Substituting the constants into this formula allows you to find both solutions for the quadratic equation. In our example, substituting \(a = 4, b = 11,\) and \(c = 5\) into the quadratic formula provides the solutions for \(x\). Each root is calculated using the \( \pm \sqrt{} \) notation, giving us two possible values for \(x\). This guarantees you find both the possible roots of the equation.

The discriminant is a component of the quadratic formula within the square root symbol: \(b^2 - 4ac\).
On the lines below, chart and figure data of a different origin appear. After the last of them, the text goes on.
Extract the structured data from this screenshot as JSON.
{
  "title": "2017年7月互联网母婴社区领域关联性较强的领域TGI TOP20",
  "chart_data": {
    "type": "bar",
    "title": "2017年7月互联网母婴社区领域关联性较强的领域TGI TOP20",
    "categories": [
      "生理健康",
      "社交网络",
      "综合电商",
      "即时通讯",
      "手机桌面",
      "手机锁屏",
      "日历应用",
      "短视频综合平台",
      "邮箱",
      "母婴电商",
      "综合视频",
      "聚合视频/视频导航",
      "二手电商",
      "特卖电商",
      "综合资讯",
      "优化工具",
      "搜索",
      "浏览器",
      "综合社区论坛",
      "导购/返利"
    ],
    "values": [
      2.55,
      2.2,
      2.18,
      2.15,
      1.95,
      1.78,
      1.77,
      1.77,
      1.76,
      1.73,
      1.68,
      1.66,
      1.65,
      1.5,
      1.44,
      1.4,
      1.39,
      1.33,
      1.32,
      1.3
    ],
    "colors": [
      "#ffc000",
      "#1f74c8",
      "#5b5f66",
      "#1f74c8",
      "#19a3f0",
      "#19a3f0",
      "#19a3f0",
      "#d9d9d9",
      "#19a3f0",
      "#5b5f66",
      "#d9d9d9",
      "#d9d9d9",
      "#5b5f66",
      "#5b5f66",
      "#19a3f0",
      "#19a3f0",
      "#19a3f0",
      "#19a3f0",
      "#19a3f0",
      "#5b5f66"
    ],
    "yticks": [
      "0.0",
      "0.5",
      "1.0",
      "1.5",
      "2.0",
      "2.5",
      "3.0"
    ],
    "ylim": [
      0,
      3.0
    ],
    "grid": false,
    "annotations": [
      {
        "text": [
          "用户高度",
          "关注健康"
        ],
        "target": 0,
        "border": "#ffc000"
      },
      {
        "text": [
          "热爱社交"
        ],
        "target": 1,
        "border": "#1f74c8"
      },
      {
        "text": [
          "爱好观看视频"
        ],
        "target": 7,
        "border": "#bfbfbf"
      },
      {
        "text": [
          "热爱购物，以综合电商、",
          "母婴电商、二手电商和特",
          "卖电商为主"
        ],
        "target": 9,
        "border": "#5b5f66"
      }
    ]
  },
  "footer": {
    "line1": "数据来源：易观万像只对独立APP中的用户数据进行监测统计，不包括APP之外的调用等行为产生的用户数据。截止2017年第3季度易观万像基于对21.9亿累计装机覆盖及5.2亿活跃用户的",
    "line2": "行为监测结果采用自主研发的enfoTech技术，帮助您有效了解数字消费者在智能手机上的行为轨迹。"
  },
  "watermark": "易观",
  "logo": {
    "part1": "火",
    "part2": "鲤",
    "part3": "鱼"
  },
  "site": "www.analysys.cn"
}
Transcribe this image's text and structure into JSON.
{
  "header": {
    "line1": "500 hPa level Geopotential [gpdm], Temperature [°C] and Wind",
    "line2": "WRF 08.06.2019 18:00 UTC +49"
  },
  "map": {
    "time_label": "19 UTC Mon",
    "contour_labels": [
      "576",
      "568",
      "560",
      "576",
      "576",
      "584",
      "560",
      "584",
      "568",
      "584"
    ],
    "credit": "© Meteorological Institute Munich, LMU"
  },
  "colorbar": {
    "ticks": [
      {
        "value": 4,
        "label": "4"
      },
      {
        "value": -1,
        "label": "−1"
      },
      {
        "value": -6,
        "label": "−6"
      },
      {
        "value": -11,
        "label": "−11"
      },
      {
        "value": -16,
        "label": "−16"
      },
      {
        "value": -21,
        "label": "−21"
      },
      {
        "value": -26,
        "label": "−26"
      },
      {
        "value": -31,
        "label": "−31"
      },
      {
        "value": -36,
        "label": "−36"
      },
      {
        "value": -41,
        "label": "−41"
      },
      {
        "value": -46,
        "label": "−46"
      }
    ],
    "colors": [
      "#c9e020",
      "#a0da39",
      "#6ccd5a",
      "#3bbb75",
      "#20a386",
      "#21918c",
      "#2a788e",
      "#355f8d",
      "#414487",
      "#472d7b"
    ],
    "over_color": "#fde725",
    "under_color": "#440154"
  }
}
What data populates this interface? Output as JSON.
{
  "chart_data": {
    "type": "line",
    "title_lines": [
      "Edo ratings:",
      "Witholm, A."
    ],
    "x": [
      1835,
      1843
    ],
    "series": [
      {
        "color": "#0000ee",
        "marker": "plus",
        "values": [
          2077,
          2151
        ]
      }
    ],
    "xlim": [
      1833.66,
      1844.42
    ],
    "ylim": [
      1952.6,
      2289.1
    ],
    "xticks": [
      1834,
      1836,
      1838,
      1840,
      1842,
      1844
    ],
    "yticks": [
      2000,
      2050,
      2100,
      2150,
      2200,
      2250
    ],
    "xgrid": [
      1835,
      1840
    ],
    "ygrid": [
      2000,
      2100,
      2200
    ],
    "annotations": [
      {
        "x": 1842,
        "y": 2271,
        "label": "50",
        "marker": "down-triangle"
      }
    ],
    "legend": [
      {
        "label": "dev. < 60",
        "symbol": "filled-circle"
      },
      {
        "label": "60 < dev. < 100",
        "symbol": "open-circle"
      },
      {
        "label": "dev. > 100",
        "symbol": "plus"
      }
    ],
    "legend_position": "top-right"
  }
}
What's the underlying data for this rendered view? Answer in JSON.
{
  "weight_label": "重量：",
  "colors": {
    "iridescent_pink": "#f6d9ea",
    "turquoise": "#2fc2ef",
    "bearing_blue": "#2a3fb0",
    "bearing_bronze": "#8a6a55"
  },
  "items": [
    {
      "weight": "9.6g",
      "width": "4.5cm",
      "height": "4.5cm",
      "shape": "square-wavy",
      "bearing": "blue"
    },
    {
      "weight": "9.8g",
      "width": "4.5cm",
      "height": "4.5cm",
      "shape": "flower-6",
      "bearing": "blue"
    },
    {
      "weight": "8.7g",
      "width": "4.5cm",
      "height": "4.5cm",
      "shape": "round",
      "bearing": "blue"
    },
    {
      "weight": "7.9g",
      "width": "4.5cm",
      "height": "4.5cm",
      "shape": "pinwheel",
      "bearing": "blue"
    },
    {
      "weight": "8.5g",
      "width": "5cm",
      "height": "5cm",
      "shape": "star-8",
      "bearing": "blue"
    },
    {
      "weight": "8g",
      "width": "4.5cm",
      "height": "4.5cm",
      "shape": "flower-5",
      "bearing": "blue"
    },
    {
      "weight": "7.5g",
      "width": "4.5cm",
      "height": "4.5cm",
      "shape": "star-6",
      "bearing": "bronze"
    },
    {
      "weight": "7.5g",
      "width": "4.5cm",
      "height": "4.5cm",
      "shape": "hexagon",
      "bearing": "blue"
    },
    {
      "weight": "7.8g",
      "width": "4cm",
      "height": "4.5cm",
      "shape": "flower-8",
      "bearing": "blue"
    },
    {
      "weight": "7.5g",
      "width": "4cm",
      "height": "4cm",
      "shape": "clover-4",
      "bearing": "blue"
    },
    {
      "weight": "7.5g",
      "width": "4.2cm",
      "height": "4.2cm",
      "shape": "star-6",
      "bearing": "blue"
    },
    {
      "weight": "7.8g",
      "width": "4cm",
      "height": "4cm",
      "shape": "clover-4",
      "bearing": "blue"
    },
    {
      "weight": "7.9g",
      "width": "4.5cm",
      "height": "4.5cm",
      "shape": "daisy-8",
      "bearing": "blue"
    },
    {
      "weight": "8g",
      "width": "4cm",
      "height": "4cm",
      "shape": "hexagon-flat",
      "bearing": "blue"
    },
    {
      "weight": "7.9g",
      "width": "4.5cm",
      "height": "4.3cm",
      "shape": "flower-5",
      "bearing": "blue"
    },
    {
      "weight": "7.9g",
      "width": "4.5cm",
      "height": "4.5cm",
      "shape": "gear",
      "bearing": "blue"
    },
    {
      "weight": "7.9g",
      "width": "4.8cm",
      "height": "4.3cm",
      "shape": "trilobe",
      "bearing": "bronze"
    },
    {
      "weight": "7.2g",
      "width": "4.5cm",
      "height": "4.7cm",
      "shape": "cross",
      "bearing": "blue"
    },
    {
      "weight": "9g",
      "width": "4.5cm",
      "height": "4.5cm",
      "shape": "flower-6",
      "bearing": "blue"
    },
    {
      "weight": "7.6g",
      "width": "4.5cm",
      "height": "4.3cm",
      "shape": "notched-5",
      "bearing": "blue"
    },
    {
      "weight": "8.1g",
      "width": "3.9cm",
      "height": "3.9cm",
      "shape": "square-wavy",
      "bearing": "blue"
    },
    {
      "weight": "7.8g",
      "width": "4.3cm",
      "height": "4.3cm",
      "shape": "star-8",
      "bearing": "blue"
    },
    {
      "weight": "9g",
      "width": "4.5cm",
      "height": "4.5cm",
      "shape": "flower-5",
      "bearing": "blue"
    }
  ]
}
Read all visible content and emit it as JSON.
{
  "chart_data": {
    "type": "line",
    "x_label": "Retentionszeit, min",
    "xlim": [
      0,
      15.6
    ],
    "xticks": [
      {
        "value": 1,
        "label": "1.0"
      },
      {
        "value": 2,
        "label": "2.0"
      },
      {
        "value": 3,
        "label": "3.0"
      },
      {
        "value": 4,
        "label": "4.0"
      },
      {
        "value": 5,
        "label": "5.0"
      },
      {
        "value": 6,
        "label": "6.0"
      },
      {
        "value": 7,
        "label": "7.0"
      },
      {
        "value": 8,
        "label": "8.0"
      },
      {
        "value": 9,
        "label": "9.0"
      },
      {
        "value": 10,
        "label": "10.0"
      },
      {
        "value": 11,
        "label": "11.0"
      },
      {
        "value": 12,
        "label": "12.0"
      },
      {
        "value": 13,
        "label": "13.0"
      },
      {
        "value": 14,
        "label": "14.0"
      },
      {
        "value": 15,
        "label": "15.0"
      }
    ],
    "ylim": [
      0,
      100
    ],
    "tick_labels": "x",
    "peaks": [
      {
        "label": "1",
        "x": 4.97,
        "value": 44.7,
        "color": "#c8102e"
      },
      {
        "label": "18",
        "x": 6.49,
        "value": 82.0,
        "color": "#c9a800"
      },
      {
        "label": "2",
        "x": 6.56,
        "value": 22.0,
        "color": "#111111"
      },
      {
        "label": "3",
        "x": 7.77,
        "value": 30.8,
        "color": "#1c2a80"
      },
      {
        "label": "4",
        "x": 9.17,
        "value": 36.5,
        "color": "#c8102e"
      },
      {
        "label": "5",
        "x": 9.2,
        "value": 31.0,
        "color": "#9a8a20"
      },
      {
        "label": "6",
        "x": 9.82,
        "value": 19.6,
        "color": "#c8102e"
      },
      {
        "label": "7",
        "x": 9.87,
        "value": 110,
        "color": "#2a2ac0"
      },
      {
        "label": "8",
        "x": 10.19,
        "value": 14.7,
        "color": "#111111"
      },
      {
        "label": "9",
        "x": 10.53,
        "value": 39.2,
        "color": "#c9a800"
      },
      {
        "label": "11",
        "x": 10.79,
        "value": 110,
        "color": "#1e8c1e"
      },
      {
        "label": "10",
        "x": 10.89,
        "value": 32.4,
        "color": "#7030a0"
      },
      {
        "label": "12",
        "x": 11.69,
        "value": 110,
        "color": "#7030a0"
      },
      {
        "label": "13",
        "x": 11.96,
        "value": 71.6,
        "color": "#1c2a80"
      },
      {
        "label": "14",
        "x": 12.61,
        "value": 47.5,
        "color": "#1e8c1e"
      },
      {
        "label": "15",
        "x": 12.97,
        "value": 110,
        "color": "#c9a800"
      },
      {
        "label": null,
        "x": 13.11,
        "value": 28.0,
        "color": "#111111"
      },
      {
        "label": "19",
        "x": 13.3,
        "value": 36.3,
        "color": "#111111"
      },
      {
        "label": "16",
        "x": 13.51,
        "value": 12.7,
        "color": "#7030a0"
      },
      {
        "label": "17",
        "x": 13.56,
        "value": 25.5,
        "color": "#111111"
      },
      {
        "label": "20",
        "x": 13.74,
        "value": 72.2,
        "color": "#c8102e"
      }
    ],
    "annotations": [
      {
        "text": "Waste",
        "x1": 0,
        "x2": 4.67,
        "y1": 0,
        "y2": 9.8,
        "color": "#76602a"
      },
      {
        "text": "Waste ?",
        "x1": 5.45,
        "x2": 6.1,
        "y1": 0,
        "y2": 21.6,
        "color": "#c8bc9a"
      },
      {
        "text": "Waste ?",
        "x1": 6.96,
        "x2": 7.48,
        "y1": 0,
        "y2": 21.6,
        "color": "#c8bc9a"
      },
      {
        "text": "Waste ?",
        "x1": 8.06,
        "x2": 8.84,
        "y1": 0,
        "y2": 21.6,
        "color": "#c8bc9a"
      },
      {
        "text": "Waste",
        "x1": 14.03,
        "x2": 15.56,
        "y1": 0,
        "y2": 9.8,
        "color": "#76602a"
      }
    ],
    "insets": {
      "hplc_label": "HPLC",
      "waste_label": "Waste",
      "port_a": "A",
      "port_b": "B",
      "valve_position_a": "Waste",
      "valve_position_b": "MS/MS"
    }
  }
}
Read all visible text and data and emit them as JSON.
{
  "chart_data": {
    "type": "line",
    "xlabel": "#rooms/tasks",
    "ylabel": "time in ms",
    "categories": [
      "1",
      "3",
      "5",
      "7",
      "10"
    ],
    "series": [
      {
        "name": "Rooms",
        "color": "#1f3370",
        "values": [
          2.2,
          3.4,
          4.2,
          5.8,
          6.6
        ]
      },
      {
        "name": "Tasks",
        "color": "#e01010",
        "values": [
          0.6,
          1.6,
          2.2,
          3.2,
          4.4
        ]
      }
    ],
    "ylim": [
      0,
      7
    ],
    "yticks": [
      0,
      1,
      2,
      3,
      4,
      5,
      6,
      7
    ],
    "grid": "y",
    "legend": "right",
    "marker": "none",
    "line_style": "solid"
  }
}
It determines the nature and number of solutions for a quadratic equation. Depending on the value of the discriminant, you can have:

• A positive discriminant (\(\Delta > 0\)): Two distinct real solutions
• A discriminant of zero (\(\Delta = 0\)): One real solution (a repeated root)
• A negative discriminant (\(\Delta < 0\)): Two complex solutions (no real solutions)

In our example problem, \(b^2 - 4ac = 121 - 80 = 41\), which is positive. Therefore, the quadratic equation \(4x^2 + 11x + 5 = 0\) has two distinct real number solutions.

Expanding equations involves distributing and simplifying terms to convert the original equation into a polynomial form. This helps in setting up the equation to use the quadratic formula effectively.For our example, the original problem is \(7x(x+2)+5=3x(x+1)\). By expanding, we distribute the constants and simplify the terms on both sides of the equation. This process looks like:

• Expanding the left side: \(7x(x+2) = 7x^2 + 14x\)
• Expanding the right side: \(3x(x+1) = 3x^2 + 3x\)

Bringing all terms to one side gives us \(4x^2 + 11x + 5 = 0\), a standard quadratic equation format. Once the equation is in this format, it is easier to apply the quadratic formula to find the solutions for \(x\).